Dubai Diamond Exchange (DDE), the youngest diamond bourse in the world, has recorded double-digit growth on the back of a booming market, said its chief executive.
High oil prices and Arab customers’ reluctance to travel to international diamond markets to purchase the precious stones have also helped the market’s success, said Youri Steverlynck.
Steverlynck told Business 24|7 that diamond trade conducted through the DDE saw sales worth more than $9bn (Dh33bn) annually. He said the bourse, which started from scratch five years ago, benefited from 20 per cent growth in business in the region from the GCC to Turkey.
“In 2007, we crossed the $4bn [Dh14.6bn] mark in rough diamonds and $5bn [Dh18.3bn] in polished diamonds,” he said. “Antwerp, New York, Mumbai and Hong Kong are the leading diamond exchanges in the world and DDE is completing their services, not competing with them.
“The Israeli diamond market is the only other diamond exchange in the Middle East but it caters mainly to the US market, which is likely to witness slowdown due to the sub-prime problem and recessionary trends.”
The United States, European and Japanese diamond bourses are witnessing slow or negative growth due to fears of recession.
“Unlike gold prices, which have been skyrocketing, diamond prices have remained stable for almost a year now. We are offering better services to customers at international prices. If we can play that role effectively, DDE will do a fantastic job in the world diamond market.
Most of the trade done at the Israeli Diamond Bourse is focused on the US market. Due to the weak US market, they are also looking towards the Eastern markets, such as India and China.”

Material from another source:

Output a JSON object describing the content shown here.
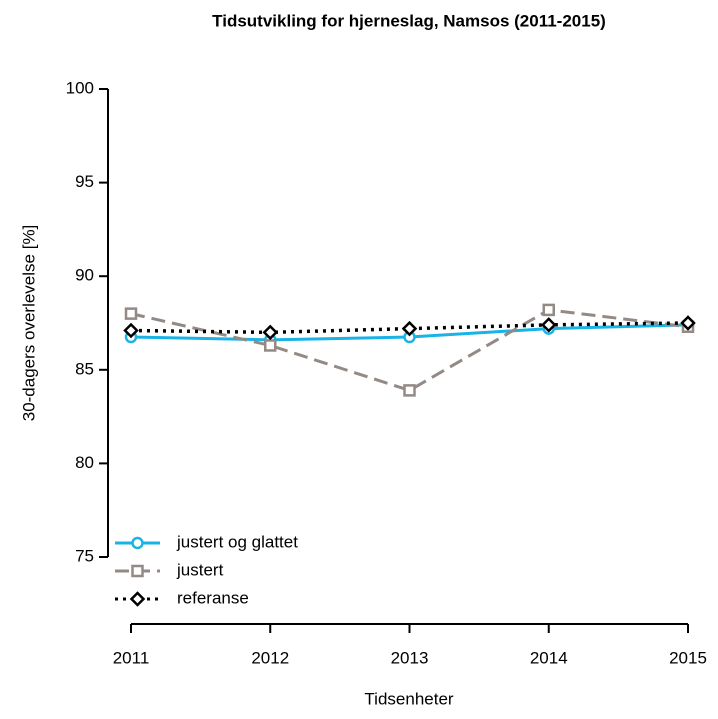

He said many diamond traders who traditionally operated from the Antwerp diamond exchange – the world’s largest diamond bourse – were queuing up to get a foothold in the Middle East market. The best performing diamond exchanges in the world are DDE and the Bharat Diamond Bourse in Mumbai. “But the largest diamond jewellery market in the world remains the US, which accounts for more than 50 per cent of the global market. European and Japanese markets control 12 per cent of the business each. The Middle East is the best upcoming market, plus it is close to two emerging Asian markets – India and China.
“The Japanese market experienced negative growth due to recession and the diamond business experienced the knock-out effect. DDE’s advantage is that it is a bridge between China and India,” Steverlynck said. The global diamond jewellery business is worth $70bn (Dh256.9bn) per year and the Middle East accounts for 15 per cent of the market.
“The European diamond markets have been flat for the past four years and the Japanese diamond bourse witnessed negative growth three years ago. The US diamond market has almost peaked.
Therefore, it makes sense to build a wholesale diamond centre in a place where retail consumption is rapidly growing,” he said.
About 70 per cent of the diamond market is based on Saudi customers, who used to shop for diamonds in the US, Europe and India.
Due to security and other concerns, Saudis stopped shopping for diamonds in the international markets and instead turned to DDE. Dubai is emerging as an important destination for both retailers and suppliers.
AT THE HELM
Youri Steverlynck, the chief executive of DDE, has extensive experience in the international diamond trade.
A lawyer with expertise in commercial and public law, he left the Antwerp Bar for the diamond business when he become spokesman of Belgium’s diamond industry in 2000. He was appointed marketing director of Antwerp World Diamond Centre in 2004 and became responsible for the organisation’s public affairs unit. In 2006, he joined Dubai Multi Commodities Centre as general counsel for Diamonds.